Moved sub-packages 'genome' and 'tabio' to separate top-level package 'skgenome'
(#201). The top-level cnvlib API is mostly the same otherwise, but supporting
modules were refactored to decouple skgenome from cnvlib and remove
redundancies. In particular:

  • Split module cnvlib.core split into skgenome.tabio and cnvlib.cmdutil
  • Remove GenomicArray static method row2label in favor of functions to_label and from_label in new module skgenome.rangelabel.
  • The SEG writer in 'tabio' now replaces chromosome names with 1-based integer indices, per SEG spec/convention.
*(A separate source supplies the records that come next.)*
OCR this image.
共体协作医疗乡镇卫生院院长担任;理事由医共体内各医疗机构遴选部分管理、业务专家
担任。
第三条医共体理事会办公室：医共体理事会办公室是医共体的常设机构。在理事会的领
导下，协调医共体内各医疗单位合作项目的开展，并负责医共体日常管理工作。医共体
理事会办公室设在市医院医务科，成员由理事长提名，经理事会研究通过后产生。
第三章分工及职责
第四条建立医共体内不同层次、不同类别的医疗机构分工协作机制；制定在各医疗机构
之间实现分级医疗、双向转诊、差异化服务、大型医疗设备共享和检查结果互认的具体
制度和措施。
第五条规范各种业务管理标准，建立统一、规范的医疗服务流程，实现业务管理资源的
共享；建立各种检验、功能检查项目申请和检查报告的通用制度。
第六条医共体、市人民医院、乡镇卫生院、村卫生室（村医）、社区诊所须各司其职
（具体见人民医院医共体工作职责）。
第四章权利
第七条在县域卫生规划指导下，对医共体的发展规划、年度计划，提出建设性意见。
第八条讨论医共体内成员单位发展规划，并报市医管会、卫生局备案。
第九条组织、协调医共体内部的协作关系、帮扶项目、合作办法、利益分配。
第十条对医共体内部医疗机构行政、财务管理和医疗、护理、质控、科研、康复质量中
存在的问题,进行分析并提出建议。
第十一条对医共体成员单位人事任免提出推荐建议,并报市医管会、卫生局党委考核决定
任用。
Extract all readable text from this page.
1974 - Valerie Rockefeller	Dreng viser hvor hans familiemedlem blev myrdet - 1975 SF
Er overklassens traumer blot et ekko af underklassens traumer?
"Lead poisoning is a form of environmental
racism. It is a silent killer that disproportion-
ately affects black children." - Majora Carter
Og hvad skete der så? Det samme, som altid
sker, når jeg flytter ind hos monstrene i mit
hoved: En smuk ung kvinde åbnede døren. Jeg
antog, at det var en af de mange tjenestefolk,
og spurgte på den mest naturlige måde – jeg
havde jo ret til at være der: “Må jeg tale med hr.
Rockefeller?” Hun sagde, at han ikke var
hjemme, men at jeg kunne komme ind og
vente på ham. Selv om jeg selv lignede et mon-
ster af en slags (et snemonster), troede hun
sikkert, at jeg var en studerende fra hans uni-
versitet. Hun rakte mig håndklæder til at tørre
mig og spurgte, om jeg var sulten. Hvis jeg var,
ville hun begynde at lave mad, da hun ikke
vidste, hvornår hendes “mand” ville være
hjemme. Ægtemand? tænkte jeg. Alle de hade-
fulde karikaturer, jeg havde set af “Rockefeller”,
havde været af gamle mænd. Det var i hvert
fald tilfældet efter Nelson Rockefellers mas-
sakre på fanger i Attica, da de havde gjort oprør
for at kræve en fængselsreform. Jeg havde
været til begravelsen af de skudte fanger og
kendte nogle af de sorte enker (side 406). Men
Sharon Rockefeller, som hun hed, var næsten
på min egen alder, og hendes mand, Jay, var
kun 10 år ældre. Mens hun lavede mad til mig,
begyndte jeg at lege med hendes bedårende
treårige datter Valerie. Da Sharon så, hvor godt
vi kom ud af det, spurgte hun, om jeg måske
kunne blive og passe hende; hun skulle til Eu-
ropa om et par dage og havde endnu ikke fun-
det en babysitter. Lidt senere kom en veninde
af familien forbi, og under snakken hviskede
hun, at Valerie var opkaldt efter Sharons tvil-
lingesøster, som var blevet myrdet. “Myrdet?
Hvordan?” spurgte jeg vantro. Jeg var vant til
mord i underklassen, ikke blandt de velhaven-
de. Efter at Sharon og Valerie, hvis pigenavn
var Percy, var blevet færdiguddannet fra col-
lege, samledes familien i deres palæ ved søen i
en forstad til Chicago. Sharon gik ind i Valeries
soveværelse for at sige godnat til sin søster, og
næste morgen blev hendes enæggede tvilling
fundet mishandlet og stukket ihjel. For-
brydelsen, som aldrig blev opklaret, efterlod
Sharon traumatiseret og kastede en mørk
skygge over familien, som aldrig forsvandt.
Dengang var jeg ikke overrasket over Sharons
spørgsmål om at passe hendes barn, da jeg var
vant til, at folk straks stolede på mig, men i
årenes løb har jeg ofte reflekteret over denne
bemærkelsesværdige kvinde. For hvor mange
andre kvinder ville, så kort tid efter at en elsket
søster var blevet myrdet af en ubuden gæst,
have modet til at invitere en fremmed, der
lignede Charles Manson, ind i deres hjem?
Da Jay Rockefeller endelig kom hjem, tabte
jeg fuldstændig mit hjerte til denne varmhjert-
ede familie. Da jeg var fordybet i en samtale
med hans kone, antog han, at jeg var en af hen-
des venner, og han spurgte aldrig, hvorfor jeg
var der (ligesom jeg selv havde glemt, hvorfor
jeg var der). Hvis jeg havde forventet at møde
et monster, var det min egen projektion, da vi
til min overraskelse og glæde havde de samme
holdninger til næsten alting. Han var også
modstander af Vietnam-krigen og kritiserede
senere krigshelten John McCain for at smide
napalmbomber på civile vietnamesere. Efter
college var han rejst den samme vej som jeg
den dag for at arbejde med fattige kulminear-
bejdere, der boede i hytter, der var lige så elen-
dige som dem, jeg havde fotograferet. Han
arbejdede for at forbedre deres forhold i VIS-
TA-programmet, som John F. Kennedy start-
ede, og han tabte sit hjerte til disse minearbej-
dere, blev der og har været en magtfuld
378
The export seg command now uses this writer directly.

Scripts

  • Remove the script coverage_bin_size.py, previously deprecated in favor of the autobin command.
  • Add skg_convert.py to convert between tabular formats (including BED and UCSC RefFlat).
  • Deprecate refFlat2bed.py in favor of skg_convert.py.
  • Add cnn_annotate.py to replace the "gene" field for each bin in a .cnn or .cnr file, given a gene annotation database like refFlat.txt. The need for this comes up occasionally when users notice at the end of an analysis that vendor-annotated targets are not the desired gene names.